Stephen Baxter’s “Last Contact." Slow and dull, with characters that were not offensive so much as uninteresting. Again, similar to the other Baxter stories and novels I've read (well, I never actually finished his novels).
Robert Reed’s “Roxie." This bothered me not because it was badly written, but because it was not science fiction and it dealt entirely with a guy reminiscing about his many years of love for a dog that, to be honest, sounded annoying, as did his lack of concern for how his animal worried the neighbors. I wouldn't have wanted to live next door to either of them. This should have been in a mainstream fiction collection not this one, and I would gladly have not read it.
Nancy Kress’s “Laws of Survival." Wow. This story read like it had been written by somebody heavily drugged. There was nothing really compelling or believable about the premise or the action--even for a science fiction story it required me to suspend too much of my disbelief. It would have been perfect as a bad sci-fi television episode. "Imagine in a future in which powerful aliens land on Earth and create massive impenetrable domes staffed by robots with limited English and miracle technology, which they then use to imprison a refugee woman to have her train stray dogs to act as surrogate hosts for alien grubs." I kid you not. Now make the story really long. Nancy Kress wrote an interesting book about characterization, and I've liked some of her short stories in the past, but the last few stories I've read, as well as the practically unreadable novel Probability Moon, have not impressed me at all.

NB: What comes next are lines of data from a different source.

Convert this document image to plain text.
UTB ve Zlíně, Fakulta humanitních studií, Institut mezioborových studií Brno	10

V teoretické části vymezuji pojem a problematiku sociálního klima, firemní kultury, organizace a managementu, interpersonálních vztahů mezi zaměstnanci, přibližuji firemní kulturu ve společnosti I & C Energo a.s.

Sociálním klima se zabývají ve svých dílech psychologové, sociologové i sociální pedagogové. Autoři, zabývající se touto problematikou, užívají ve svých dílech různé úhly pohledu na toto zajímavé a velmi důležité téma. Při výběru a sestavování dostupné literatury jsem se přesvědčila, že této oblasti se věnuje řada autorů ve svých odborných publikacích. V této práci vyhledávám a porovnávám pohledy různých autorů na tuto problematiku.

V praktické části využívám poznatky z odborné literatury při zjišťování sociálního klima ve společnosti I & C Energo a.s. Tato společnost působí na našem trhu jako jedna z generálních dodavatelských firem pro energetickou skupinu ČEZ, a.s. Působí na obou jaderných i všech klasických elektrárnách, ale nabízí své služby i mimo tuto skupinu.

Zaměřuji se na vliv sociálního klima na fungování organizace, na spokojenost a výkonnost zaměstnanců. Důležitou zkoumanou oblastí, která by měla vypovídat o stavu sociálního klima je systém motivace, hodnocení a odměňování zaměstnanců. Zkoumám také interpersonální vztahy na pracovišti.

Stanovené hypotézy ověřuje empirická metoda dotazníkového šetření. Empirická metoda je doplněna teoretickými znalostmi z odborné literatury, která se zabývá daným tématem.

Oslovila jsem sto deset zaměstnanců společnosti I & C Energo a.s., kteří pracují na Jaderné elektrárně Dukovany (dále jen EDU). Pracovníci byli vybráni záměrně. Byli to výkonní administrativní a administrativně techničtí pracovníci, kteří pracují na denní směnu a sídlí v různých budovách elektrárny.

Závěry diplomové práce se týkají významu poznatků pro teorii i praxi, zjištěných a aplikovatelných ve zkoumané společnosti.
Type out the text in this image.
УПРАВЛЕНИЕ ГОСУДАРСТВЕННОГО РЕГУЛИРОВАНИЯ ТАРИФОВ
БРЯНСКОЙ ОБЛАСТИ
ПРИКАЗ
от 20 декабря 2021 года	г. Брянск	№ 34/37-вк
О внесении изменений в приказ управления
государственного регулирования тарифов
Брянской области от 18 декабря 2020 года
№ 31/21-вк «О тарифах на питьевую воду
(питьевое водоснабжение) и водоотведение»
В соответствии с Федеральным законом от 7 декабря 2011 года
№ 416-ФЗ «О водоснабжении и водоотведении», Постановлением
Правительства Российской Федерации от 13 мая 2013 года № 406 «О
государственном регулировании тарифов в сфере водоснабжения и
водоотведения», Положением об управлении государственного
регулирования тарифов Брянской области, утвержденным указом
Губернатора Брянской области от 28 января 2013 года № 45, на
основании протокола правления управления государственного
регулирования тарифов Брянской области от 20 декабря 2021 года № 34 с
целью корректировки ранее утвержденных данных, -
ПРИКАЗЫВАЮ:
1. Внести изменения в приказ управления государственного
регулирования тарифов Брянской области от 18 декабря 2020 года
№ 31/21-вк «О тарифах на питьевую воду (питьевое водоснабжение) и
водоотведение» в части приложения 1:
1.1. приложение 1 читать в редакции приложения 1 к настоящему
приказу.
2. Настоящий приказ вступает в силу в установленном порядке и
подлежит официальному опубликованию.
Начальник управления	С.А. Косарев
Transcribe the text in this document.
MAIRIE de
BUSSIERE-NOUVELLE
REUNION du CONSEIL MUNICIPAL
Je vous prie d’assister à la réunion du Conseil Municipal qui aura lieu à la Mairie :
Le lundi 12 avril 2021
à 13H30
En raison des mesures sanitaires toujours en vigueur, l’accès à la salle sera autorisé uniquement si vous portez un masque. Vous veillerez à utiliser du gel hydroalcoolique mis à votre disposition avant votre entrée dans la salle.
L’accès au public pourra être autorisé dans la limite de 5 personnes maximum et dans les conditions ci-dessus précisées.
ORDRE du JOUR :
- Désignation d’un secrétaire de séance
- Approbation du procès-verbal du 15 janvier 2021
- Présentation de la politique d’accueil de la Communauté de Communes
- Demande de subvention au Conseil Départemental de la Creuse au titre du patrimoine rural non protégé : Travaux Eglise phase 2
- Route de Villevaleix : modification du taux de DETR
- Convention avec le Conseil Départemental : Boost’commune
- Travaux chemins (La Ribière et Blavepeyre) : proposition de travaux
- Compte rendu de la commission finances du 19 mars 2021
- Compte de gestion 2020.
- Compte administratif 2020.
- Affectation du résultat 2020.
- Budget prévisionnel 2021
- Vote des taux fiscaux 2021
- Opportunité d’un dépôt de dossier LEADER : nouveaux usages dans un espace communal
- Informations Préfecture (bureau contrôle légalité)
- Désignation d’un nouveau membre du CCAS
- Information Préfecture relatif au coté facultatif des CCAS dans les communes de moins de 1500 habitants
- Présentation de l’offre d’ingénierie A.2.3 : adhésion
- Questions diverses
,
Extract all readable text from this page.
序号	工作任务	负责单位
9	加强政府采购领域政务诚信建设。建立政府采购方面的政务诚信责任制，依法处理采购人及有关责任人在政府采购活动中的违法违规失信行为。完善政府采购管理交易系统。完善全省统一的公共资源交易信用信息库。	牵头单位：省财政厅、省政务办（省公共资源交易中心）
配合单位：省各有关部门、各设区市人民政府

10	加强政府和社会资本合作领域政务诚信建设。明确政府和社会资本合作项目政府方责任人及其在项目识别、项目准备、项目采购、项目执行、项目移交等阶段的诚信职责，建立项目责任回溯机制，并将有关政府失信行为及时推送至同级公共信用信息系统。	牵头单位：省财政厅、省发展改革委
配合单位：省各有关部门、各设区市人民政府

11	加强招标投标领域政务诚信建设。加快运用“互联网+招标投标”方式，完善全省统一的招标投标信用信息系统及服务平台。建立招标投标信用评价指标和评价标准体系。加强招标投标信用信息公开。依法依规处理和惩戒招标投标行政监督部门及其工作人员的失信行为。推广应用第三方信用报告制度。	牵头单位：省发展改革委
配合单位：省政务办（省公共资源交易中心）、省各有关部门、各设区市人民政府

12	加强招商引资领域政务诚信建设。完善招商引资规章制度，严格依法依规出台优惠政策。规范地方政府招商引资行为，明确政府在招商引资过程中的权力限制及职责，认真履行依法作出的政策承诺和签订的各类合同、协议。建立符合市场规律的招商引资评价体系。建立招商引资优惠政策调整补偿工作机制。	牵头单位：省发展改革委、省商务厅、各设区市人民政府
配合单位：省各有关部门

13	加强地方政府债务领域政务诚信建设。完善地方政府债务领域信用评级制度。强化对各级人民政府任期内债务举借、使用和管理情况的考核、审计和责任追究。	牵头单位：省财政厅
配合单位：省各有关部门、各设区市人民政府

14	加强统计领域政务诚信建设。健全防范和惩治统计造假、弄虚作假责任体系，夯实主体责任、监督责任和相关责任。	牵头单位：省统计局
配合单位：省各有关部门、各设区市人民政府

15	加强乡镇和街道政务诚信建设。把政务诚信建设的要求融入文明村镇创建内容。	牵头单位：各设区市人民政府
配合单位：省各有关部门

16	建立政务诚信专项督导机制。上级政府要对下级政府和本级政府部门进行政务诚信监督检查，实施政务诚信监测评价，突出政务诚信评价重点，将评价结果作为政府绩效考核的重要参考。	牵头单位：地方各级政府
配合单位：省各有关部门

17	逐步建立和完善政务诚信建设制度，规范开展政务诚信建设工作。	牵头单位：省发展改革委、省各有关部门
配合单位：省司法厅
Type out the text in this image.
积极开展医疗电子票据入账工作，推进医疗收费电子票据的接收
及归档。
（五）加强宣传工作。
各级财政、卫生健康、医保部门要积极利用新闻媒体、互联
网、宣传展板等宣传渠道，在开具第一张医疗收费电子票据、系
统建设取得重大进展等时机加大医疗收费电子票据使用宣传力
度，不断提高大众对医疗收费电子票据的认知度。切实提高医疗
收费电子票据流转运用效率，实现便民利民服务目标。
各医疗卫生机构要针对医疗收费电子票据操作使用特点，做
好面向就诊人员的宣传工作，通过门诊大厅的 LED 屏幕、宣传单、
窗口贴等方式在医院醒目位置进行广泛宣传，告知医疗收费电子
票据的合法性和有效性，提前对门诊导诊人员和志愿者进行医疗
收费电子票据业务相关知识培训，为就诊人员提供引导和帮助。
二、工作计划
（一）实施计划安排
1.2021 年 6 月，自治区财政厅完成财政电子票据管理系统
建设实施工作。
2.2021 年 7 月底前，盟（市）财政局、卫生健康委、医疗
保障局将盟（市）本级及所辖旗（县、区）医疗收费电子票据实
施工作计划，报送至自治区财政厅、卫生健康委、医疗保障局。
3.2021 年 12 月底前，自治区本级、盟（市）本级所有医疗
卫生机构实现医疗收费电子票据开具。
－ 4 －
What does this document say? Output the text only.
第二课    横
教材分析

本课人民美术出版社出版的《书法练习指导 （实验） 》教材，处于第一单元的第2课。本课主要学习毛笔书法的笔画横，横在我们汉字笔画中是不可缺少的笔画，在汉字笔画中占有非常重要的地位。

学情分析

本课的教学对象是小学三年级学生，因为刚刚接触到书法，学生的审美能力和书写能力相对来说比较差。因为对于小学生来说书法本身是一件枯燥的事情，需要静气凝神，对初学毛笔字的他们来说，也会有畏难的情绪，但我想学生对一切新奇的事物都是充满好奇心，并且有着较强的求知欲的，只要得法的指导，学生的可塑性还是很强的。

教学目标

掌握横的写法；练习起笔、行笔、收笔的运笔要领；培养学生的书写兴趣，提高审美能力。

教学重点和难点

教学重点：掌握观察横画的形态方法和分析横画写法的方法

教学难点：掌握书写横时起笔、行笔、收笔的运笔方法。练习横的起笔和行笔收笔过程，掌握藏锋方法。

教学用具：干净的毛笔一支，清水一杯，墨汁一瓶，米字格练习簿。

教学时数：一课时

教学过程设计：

Robert Silverberg’s “Against the Current.” The story of a guy moving backwards through time. A couple good notes about currency and that's about it. This could have been told in 500 words or less and it would have been better, though it would still have lacked a conclusion or a memorable main character. More evocative descriptions of his passage might have saved this.
Overall Rating for the Anthology: 4.5/5.0 for the number of good stories.